The 28-page lawsuit says that although the online food delivery platform aggressively claims to charge flat, low-cost delivery fees, DoorDash has instead hidden a portion of its delivery fees in a line item called “fees and estimated tax.” According to the suit, hidden within a customer’s “fees and estimated tax” is an additional “service fee” that amounts to nothing more than a “delivery fee in disguise.”
“This ‘Service Fee’—which is itself obscured from users and bundled with a sales tax—amounts to an additional 15% of the food order amount,” the lawsuit says.
As the case tells it, this additional charge is not a service fee at all given the only “service” DoorDash provides is food delivery. Rather, the “service fee” is by definition an additional hidden delivery fee the company obscures intentionally, the lawsuit alleges.
The complaint also alleges DoorDash secretly marks up food prices for delivery orders by 20 to 25 percent without informing customers. Per the case, this mark-up is essentially another hidden delivery fee.
“In other words, the identical food costs more when ordered through the DoorDash app than it does when ordered in person at a restaurant or through the restaurant’s own website or app,” the filing says. “Because DoorDash’s only function is to provide food delivery services, this price differential is another hidden delivery fee.”

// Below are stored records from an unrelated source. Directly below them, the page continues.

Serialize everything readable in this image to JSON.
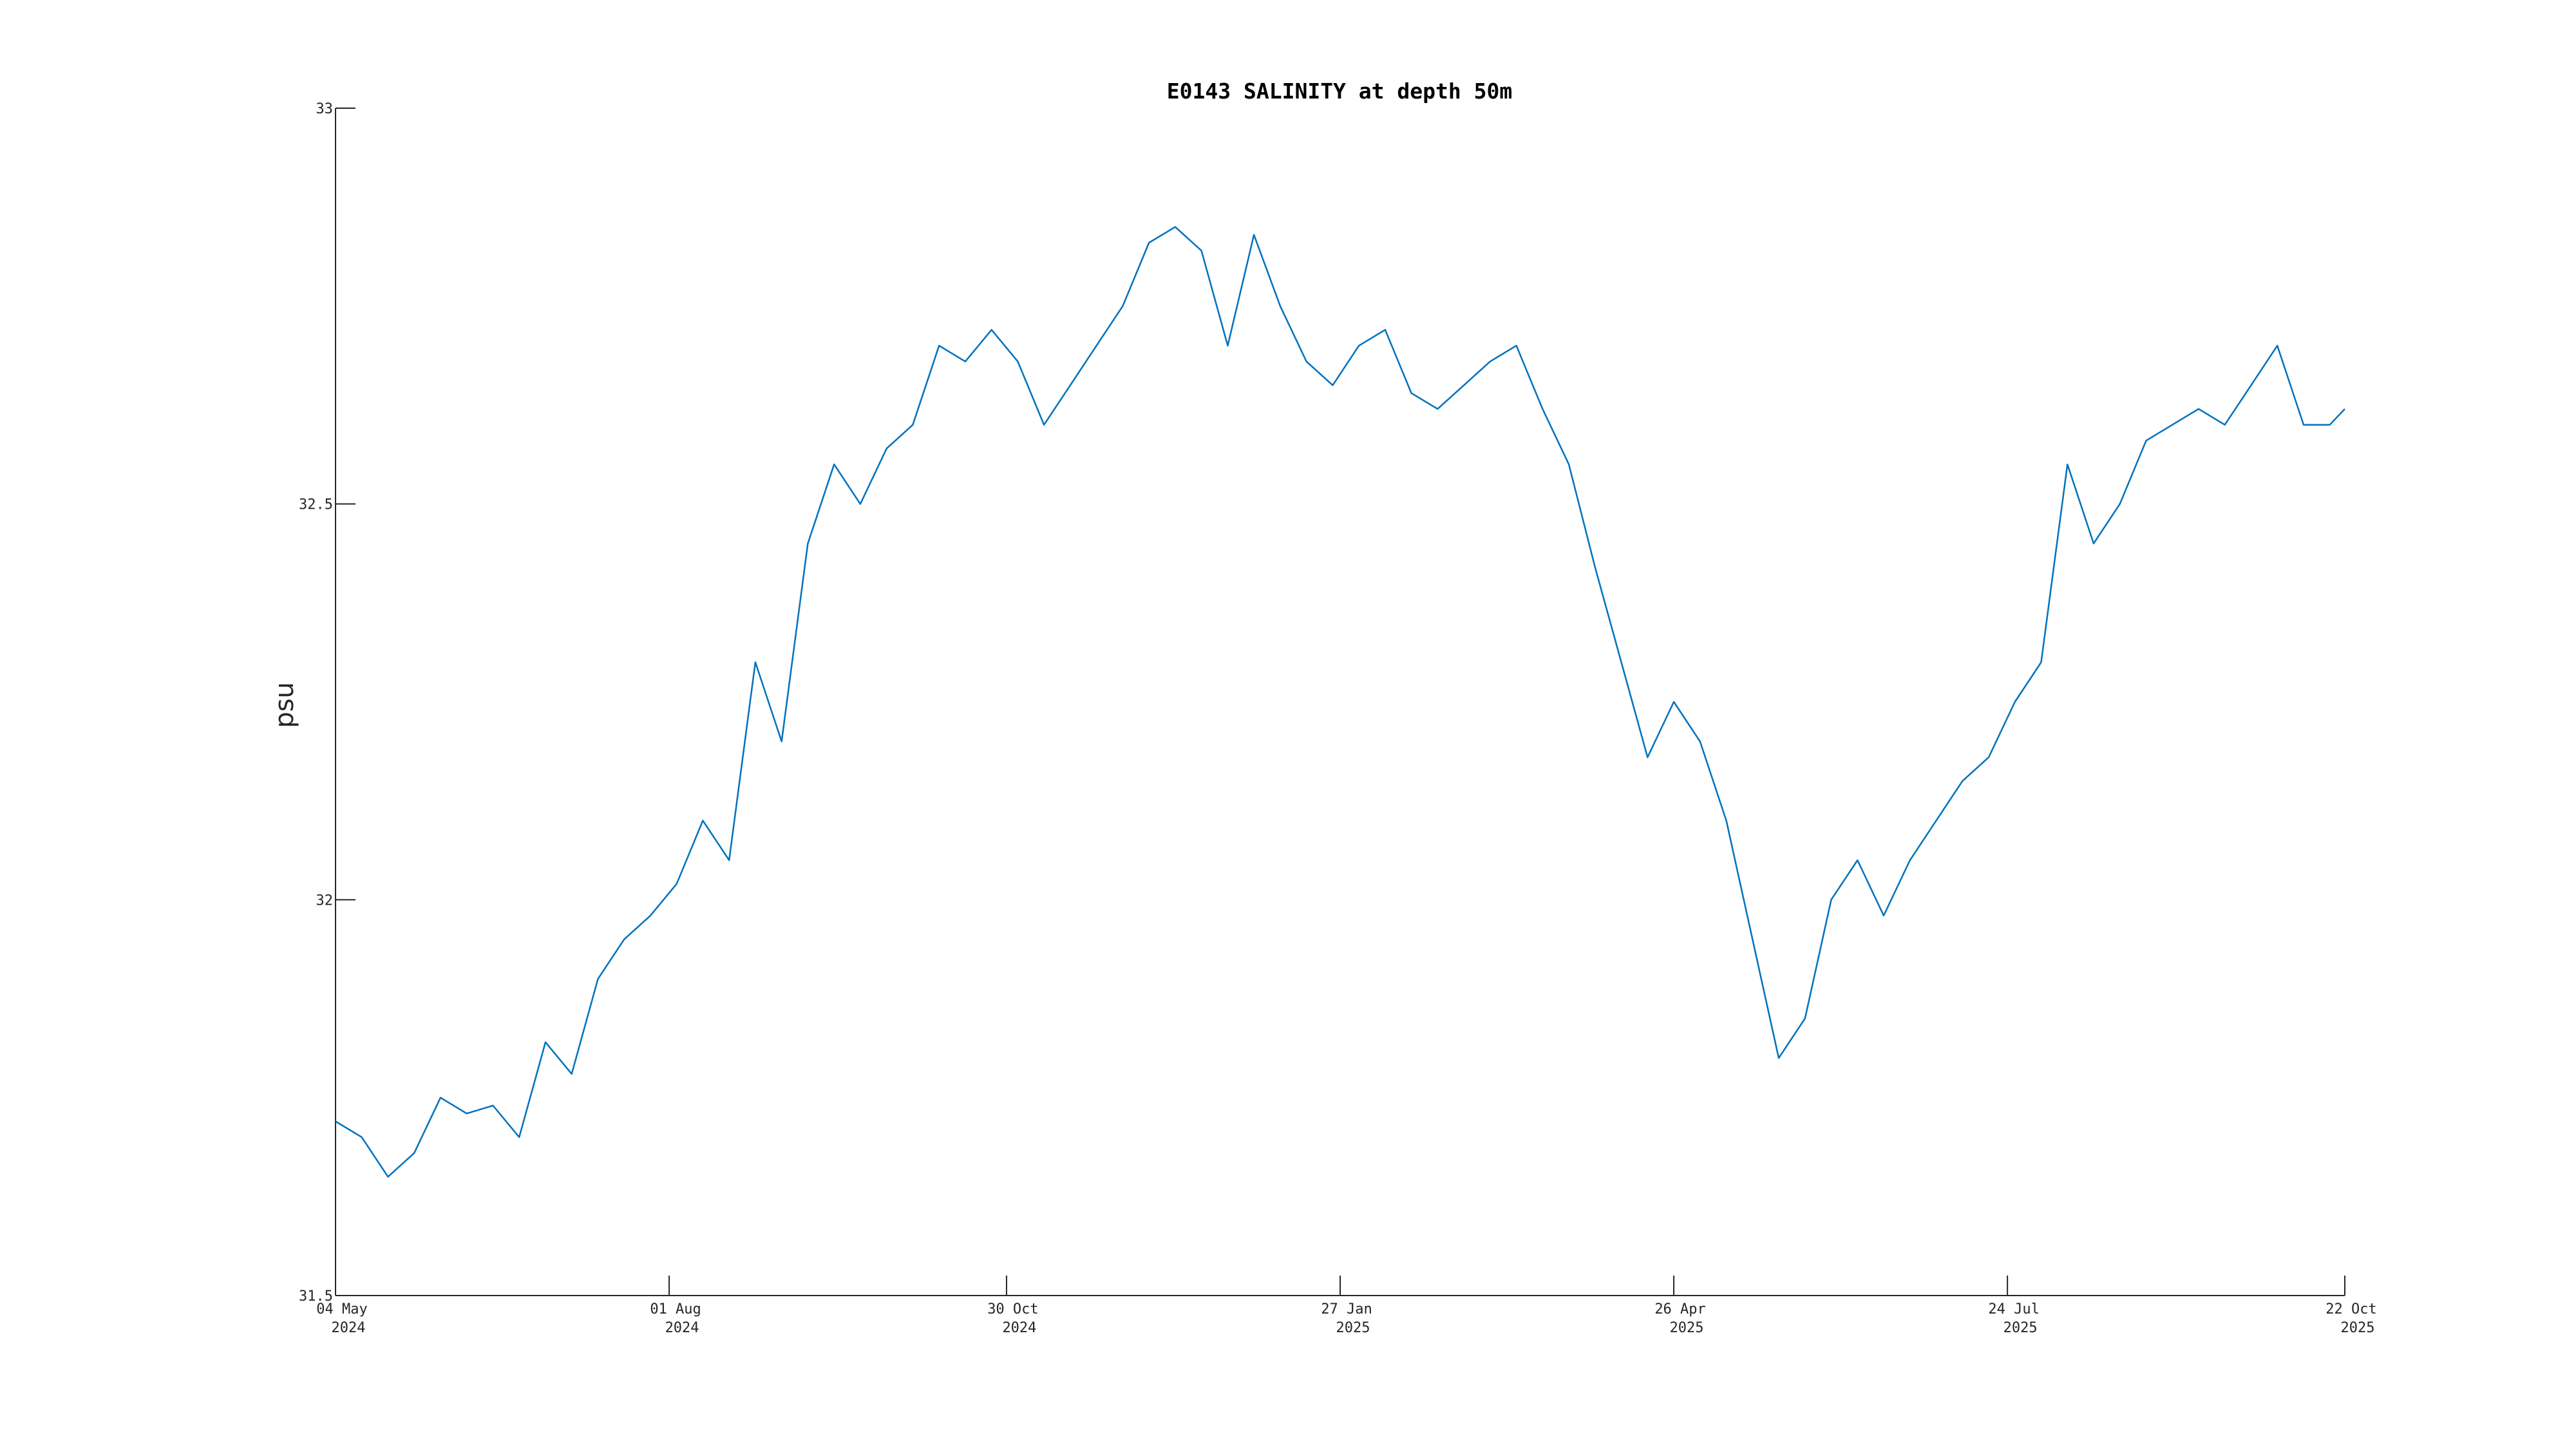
{
  "chart_data": {
    "type": "line",
    "title": "E0143 SALINITY at depth 50m",
    "xlabel": "",
    "ylabel": "psu",
    "ylim": [
      31.5,
      33
    ],
    "xlim": [
      "2024-05-04",
      "2025-10-22"
    ],
    "grid": false,
    "legend": "none",
    "line_color": "#0072BD",
    "axis_color": "#262626",
    "yticks": [
      {
        "value": 31.5,
        "label": "31.5"
      },
      {
        "value": 32,
        "label": "32"
      },
      {
        "value": 32.5,
        "label": "32.5"
      },
      {
        "value": 33,
        "label": "33"
      }
    ],
    "xticks": [
      {
        "value": "2024-05-04",
        "line1": "04 May",
        "line2": "2024"
      },
      {
        "value": "2024-08-01",
        "line1": "01 Aug",
        "line2": "2024"
      },
      {
        "value": "2024-10-30",
        "line1": "30 Oct",
        "line2": "2024"
      },
      {
        "value": "2025-01-27",
        "line1": "27 Jan",
        "line2": "2025"
      },
      {
        "value": "2025-04-26",
        "line1": "26 Apr",
        "line2": "2025"
      },
      {
        "value": "2025-07-24",
        "line1": "24 Jul",
        "line2": "2025"
      },
      {
        "value": "2025-10-22",
        "line1": "22 Oct",
        "line2": "2025"
      }
    ],
    "series": [
      {
        "x": [
          "2024-05-04",
          "2024-05-11",
          "2024-05-18",
          "2024-05-25",
          "2024-06-01",
          "2024-06-08",
          "2024-06-15",
          "2024-06-22",
          "2024-06-29",
          "2024-07-06",
          "2024-07-13",
          "2024-07-20",
          "2024-07-27",
          "2024-08-03",
          "2024-08-10",
          "2024-08-17",
          "2024-08-24",
          "2024-08-31",
          "2024-09-07",
          "2024-09-14",
          "2024-09-21",
          "2024-09-28",
          "2024-10-05",
          "2024-10-12",
          "2024-10-19",
          "2024-10-26",
          "2024-11-02",
          "2024-11-09",
          "2024-11-16",
          "2024-11-23",
          "2024-11-30",
          "2024-12-07",
          "2024-12-14",
          "2024-12-21",
          "2024-12-28",
          "2025-01-04",
          "2025-01-11",
          "2025-01-18",
          "2025-01-25",
          "2025-02-01",
          "2025-02-08",
          "2025-02-15",
          "2025-02-22",
          "2025-03-01",
          "2025-03-08",
          "2025-03-15",
          "2025-03-22",
          "2025-03-29",
          "2025-04-05",
          "2025-04-12",
          "2025-04-19",
          "2025-04-26",
          "2025-05-03",
          "2025-05-10",
          "2025-05-17",
          "2025-05-24",
          "2025-05-31",
          "2025-06-07",
          "2025-06-14",
          "2025-06-21",
          "2025-06-28",
          "2025-07-05",
          "2025-07-12",
          "2025-07-19",
          "2025-07-26",
          "2025-08-02",
          "2025-08-09",
          "2025-08-16",
          "2025-08-23",
          "2025-08-30",
          "2025-09-06",
          "2025-09-13",
          "2025-09-20",
          "2025-09-27",
          "2025-10-04",
          "2025-10-11",
          "2025-10-18",
          "2025-10-22"
        ],
        "y": [
          31.72,
          31.7,
          31.65,
          31.68,
          31.75,
          31.73,
          31.74,
          31.7,
          31.82,
          31.78,
          31.9,
          31.95,
          31.98,
          32.02,
          32.1,
          32.05,
          32.3,
          32.2,
          32.45,
          32.55,
          32.5,
          32.57,
          32.6,
          32.7,
          32.68,
          32.72,
          32.68,
          32.6,
          32.65,
          32.7,
          32.75,
          32.83,
          32.85,
          32.82,
          32.7,
          32.84,
          32.75,
          32.68,
          32.65,
          32.7,
          32.72,
          32.64,
          32.62,
          32.65,
          32.68,
          32.7,
          32.62,
          32.55,
          32.42,
          32.3,
          32.18,
          32.25,
          32.2,
          32.1,
          31.95,
          31.8,
          31.85,
          32.0,
          32.05,
          31.98,
          32.05,
          32.1,
          32.15,
          32.18,
          32.25,
          32.3,
          32.55,
          32.45,
          32.5,
          32.58,
          32.6,
          32.62,
          32.6,
          32.65,
          32.7,
          32.6,
          32.6,
          32.62
        ]
      }
    ]
  }
}
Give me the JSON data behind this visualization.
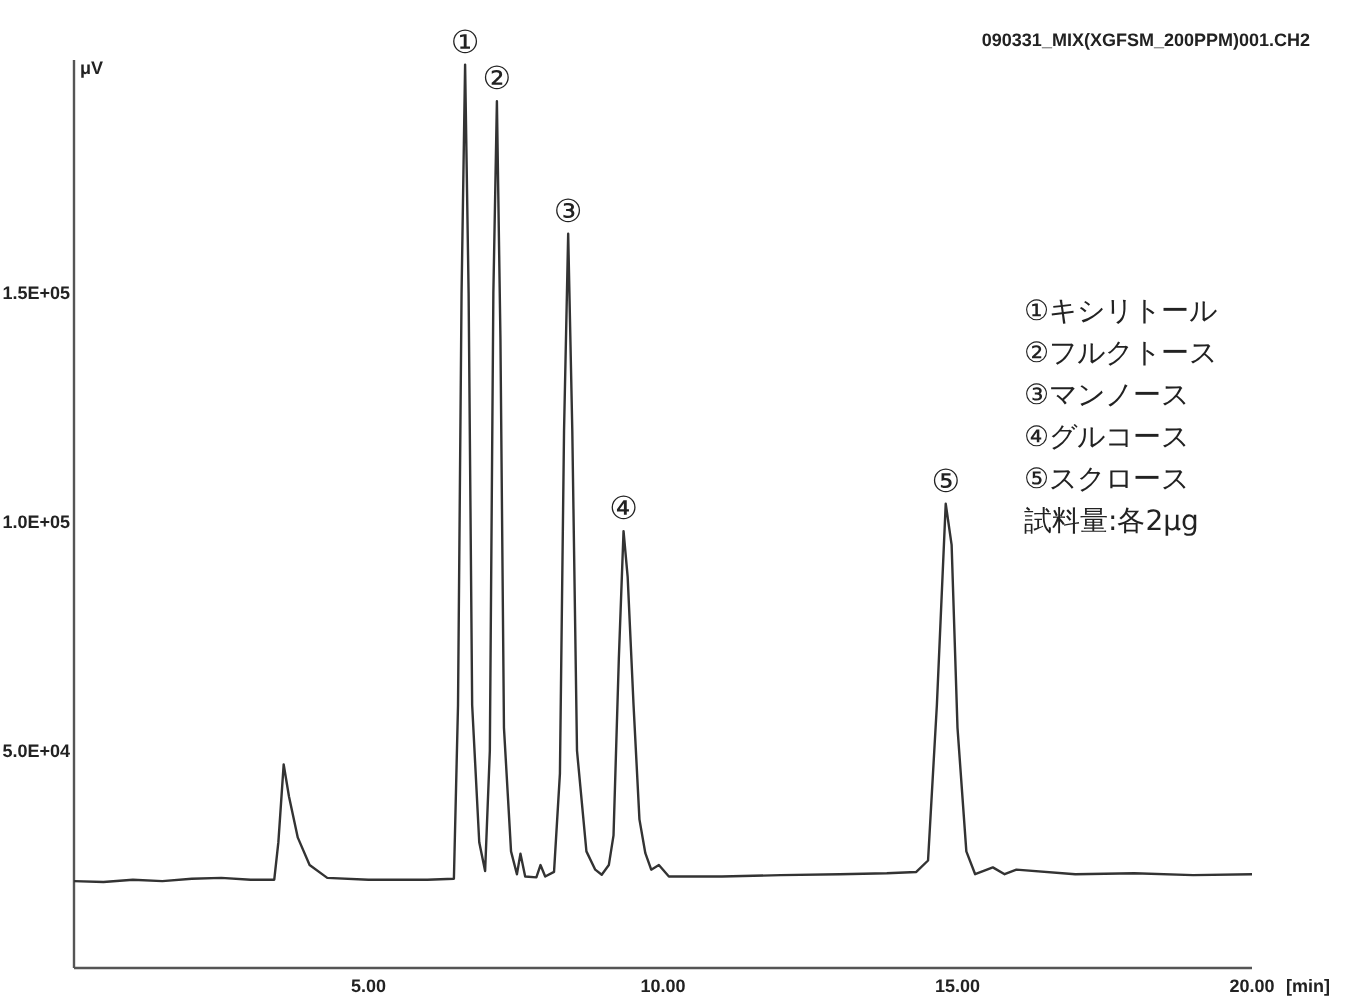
{
  "chart_data": {
    "type": "line",
    "title": "090331_MIX(XGFSM_200PPM)001.CH2",
    "xlabel": "[min]",
    "ylabel": "μV",
    "xlim": [
      0,
      20
    ],
    "ylim": [
      2500,
      201000
    ],
    "xticks": [
      {
        "value": 5,
        "label": "5.00"
      },
      {
        "value": 10,
        "label": "10.00"
      },
      {
        "value": 15,
        "label": "15.00"
      },
      {
        "value": 20,
        "label": "20.00"
      }
    ],
    "yticks": [
      {
        "value": 50000,
        "label": "5.0E+04"
      },
      {
        "value": 100000,
        "label": "1.0E+05"
      },
      {
        "value": 150000,
        "label": "1.5E+05"
      }
    ],
    "grid": false,
    "series": [
      {
        "color": "#333333",
        "x": [
          0.0,
          0.5,
          1.0,
          1.5,
          2.0,
          2.5,
          3.0,
          3.4,
          3.47,
          3.56,
          3.65,
          3.8,
          4.0,
          4.3,
          5.0,
          6.0,
          6.45,
          6.52,
          6.58,
          6.64,
          6.7,
          6.76,
          6.88,
          6.98,
          7.06,
          7.12,
          7.18,
          7.24,
          7.3,
          7.42,
          7.52,
          7.58,
          7.66,
          7.85,
          7.92,
          8.0,
          8.15,
          8.25,
          8.32,
          8.39,
          8.46,
          8.54,
          8.7,
          8.85,
          8.96,
          9.08,
          9.16,
          9.25,
          9.33,
          9.4,
          9.5,
          9.6,
          9.7,
          9.8,
          9.93,
          10.1,
          11,
          12,
          13,
          13.8,
          14.3,
          14.5,
          14.65,
          14.8,
          14.9,
          15.0,
          15.15,
          15.3,
          15.6,
          15.8,
          16,
          17,
          18,
          19,
          20
        ],
        "values": [
          21500,
          21300,
          21800,
          21500,
          22000,
          22200,
          21800,
          21800,
          30000,
          47000,
          40000,
          31000,
          25000,
          22200,
          21800,
          21800,
          22000,
          60000,
          150000,
          200000,
          150000,
          60000,
          30000,
          23700,
          50000,
          150000,
          192000,
          140000,
          55000,
          28000,
          23000,
          27500,
          22500,
          22300,
          25000,
          22500,
          23500,
          45000,
          120000,
          163000,
          120000,
          50000,
          28000,
          24000,
          22900,
          25000,
          31500,
          70000,
          98000,
          88000,
          60000,
          35000,
          27600,
          24000,
          25000,
          22500,
          22500,
          22800,
          23000,
          23200,
          23500,
          26000,
          60000,
          104000,
          95000,
          55000,
          28000,
          23000,
          24500,
          23000,
          24000,
          23000,
          23200,
          22800,
          23000
        ]
      }
    ],
    "annotations": [
      {
        "text": "①",
        "x": 6.64,
        "y": 200000
      },
      {
        "text": "②",
        "x": 7.18,
        "y": 192000
      },
      {
        "text": "③",
        "x": 8.39,
        "y": 163000
      },
      {
        "text": "④",
        "x": 9.33,
        "y": 98000
      },
      {
        "text": "⑤",
        "x": 14.8,
        "y": 104000
      },
      "①キシリトール",
      "②フルクトース",
      "③マンノース",
      "④グルコース",
      "⑤スクロース",
      "試料量:各2μg"
    ]
  }
}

As a result of the foregoing, DoorDash’s promise of a flat, low-cost delivery fee is “patently false,” the lawsuit alleges, claiming customers have been deceived into making online food purchases they otherwise would not have made. At no point does DoorDash inform customers that the use of its delivery service will cause an increase in food prices, or that a service fee is assessed exclusively on delivery customers and is therefore, by definition, a delivery charge, the case argues.
The lawsuit looks to represent DoorDash customers nationwide who, within the applicable statute of limitations preceding the date the lawsuit was filed through the date of class certification, ordered food delivery through the app or website and were assessed higher delivery charges than represented.
The lawsuit, initially filed on November 5, 2021 in San Francisco County Court, was removed to California’s Northern District Court on January 13, 2022.